After crossing harrowing terrain in a military-style convoy, the surgical team set up tents and worked from 6 a.m. to 9 p.m. for a week to complete about 950 surgeries.
The Louisiana connection? A childhood friend of Bickford’s who grew up in Ethel is a missionary doctor at Lady Willingdon Hospital in Lahore, Pakistan, where the camp’s surgical team was based.
The remote hospital has special meaning for Bickford. During a visit years ago, he was taken aback to learn that its sole power source was a small diesel generator along the lines of what is available at Lowe’s.
The hospital bought a few gallons of diesel at a time to keep the generator running.
Bickford asked how they kept patients on life-support alive when the power failed. In such cases, he learned, a nurse remained by the patient’s bed and squeezed an oxygen pump by hand.
Bickford acquired a powerful Indian-made pump for Lady Willingdon. “That was very special,” he said.
The toughest experience was what Bickford witnessed in the desert near Matola, Mozambique. Poor families had been pushed out of the city into a makeshift camp to make way for a new soccer stadium, Bickford said.
Houses were mostly cane sticks and string. Some had tin roofs. Cars routinely bogged down in the sand. “Mozambique hit me hard,” Bickford said. “It was just so sad.”

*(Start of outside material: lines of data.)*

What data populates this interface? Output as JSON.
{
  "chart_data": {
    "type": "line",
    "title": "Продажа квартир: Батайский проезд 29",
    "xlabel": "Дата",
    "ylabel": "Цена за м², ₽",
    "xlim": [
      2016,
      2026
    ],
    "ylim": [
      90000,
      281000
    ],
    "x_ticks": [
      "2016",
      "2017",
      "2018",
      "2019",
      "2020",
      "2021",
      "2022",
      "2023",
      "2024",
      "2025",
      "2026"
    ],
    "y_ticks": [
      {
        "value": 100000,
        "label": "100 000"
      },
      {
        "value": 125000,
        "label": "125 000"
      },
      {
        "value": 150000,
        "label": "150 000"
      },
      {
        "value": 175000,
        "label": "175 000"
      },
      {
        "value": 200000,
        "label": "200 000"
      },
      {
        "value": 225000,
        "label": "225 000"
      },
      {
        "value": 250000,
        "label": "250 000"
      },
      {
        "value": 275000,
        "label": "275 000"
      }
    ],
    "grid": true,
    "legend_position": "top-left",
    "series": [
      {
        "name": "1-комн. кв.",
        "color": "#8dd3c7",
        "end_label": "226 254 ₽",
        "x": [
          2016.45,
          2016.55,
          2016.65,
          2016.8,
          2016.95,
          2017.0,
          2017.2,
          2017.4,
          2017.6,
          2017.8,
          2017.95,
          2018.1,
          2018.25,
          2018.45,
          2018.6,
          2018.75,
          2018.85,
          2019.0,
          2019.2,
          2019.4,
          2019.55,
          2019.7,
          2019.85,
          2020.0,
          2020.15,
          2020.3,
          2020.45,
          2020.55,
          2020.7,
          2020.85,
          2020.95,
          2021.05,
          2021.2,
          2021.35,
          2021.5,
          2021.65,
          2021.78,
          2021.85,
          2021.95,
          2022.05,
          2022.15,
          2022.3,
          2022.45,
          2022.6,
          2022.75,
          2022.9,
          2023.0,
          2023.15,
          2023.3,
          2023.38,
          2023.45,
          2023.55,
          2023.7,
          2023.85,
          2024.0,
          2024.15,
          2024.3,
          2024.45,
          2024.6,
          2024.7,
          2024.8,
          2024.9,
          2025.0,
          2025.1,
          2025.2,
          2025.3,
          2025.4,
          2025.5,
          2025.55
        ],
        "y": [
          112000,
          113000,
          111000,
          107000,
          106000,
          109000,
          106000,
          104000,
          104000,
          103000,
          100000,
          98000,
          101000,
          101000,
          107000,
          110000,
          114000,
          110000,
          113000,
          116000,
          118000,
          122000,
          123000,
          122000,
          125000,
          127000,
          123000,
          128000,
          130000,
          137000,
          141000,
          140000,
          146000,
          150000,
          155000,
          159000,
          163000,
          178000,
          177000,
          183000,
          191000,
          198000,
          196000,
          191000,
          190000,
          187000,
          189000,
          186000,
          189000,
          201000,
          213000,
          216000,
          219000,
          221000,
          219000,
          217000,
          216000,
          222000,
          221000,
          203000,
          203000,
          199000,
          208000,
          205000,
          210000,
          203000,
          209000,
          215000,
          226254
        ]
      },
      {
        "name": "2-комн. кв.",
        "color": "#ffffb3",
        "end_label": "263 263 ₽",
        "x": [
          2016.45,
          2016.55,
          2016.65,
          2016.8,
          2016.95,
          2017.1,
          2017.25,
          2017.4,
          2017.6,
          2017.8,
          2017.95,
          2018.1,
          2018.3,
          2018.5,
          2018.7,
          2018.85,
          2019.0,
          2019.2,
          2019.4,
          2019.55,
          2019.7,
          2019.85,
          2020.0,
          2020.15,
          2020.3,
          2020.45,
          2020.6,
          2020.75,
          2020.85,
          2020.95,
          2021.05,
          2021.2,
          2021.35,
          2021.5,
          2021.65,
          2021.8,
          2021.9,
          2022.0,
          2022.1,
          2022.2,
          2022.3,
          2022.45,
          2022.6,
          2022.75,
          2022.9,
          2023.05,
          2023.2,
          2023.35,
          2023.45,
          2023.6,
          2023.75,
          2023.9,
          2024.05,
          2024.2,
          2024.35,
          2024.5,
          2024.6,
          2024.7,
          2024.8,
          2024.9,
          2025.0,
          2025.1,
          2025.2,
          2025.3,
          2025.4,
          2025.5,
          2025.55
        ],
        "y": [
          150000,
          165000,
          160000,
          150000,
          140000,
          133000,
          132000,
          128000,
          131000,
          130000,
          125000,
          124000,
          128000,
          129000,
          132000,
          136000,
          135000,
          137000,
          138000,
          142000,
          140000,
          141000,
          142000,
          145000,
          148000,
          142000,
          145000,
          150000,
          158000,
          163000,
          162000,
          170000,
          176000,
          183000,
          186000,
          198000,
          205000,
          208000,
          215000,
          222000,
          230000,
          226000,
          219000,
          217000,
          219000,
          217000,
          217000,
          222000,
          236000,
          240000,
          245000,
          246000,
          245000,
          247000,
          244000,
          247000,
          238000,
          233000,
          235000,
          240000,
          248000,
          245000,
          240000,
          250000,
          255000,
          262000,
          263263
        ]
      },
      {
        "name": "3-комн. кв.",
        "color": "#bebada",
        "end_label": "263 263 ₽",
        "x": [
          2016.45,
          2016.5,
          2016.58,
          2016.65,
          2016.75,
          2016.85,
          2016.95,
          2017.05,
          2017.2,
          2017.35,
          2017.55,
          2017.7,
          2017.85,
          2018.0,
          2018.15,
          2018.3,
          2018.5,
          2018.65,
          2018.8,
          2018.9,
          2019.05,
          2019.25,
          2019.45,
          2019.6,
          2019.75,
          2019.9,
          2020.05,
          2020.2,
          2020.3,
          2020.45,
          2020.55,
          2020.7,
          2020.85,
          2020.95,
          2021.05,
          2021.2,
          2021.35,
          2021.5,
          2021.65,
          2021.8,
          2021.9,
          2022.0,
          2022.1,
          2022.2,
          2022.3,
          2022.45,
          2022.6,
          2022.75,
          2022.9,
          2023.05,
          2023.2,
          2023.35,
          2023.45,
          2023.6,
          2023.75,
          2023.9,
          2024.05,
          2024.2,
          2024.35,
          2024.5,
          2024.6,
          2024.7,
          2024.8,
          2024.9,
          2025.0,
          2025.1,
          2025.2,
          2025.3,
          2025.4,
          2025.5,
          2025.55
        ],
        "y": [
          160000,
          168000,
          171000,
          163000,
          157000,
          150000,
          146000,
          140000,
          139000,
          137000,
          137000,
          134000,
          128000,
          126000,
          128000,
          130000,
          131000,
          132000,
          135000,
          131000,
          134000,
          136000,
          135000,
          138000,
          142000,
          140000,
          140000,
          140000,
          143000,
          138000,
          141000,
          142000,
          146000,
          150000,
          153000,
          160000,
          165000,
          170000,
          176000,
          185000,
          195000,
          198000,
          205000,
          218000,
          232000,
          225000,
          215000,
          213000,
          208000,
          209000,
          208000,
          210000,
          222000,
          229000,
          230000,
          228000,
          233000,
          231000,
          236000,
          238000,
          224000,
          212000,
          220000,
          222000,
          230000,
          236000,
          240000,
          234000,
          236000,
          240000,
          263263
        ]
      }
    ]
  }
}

Bickford worked with a Brazilian missionary at the camp to purchase sewing machines for a camp program to teach women to sew shirts and other garments to earn money for their families. The sewing program continues today. Bickford is working on a micro-loan-style mechanism to allow the women to buy their own sewing machines over time.
Years of work around the world has not diminished Jacci Bickford’s love of travel. In recent weeks, she was preparing for a pleasure-and-study trip to Israel, a place she has visited many times.
Lonnie Bickford mostly travels out of necessity rather than pleasure, although he is an avid hunter who has worked safaris into his trips to Africa and elsewhere.
The couple’s faith and humor are undiminished despite the hard things they have seen.
“We both love mountains and lakes,” Jacci Bickford noted.
“Which is why we live in a swamp,” her husband added.